A redução do Imposto sobre Produtos Industrializados (IPI) para 41 itens de material de construção, anunciada nesta terça-feira pelo presidente Luiz Inácio Lula da Silva, terá impacto de menos de 3% para o consumidor final. A estimativa é do presidente da Câmara Brasileira da Indústria da Construção (CBIC), Paulo Safady Simão. O decreto presidencial isenta a cobrança do IPI sobre 13 materiais de construção e reduz para 5% a alíquota para 28 produtos.
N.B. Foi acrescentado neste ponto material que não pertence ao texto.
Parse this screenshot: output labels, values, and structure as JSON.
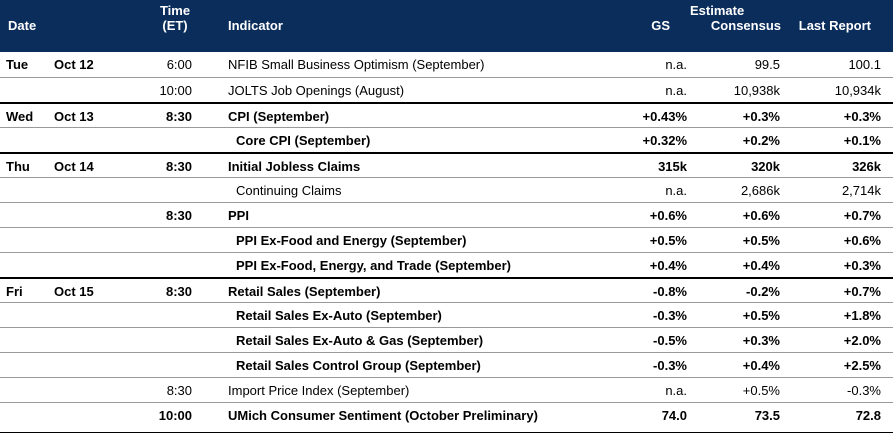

- Nós temos estudos feitos, com todas as alíquotas zerando, que giram em torno de 3% de redução do custo final. É claro que, como essas alíquotas não foram zeradas, certamente será um impacto final menor do que 3% - explicou Simão.
Segundo Simão, a mudança beneficiará mais a iniciativa individual do que a construção civil.
- Qualquer que seja o impacto, se ele, de fato, for repassado para o mutuário final, é importante. Eu acho que ele vai beneficiar muito mais esse 'comércio formiguinha' do que propriamente a construção civil - avaliou.
O governo também anunciou investimento de R$ 18,7 bilhões no setor de habitação. Com esse total, o presidente da CBIC estima que seja possível construir cerca de 350 mil moradias neste ano e gerar aproximadamente 700 mil empregos diretos. O cálculo leva em consideração a hipótese de que 80% dos recursos sejam investidos na construção de novos imóveis.
- Isso pode vir a contribuir na renda, no emprego, no crescimento do PIB [Produto Interno Bruto], e o mais importante, aquilo que o presidente disse, na redução do déficit habitacional - afirmou Simão.
Os recursos também podem ser destinados para programas de aquisição de imóveis usados e para a compra de material de construção. Segundo ele, apenas com os R$ 8,7 bilhões que estão previstos pelo pacote de medidas para financiamento com recursos de cadernetas de poupança, será possível construir mais de 100 mil imóveis, aumento em torno de 40% em relação a 2005, quando foram liberados R$ 4,8 bilhões nessa modalidade de financiamento.
Simão acrescentou que as medidas podem contribuir para a retomada do crescimento do setor, que, no ano passado, teve aumento de menos de 1%.
- Eu gostaria muito de crescer no mesmo nível de 2004 que foi 5,7% - disse Simão, que também considera a realização de obras de infra-estrutura essencial para o desempenho do setor.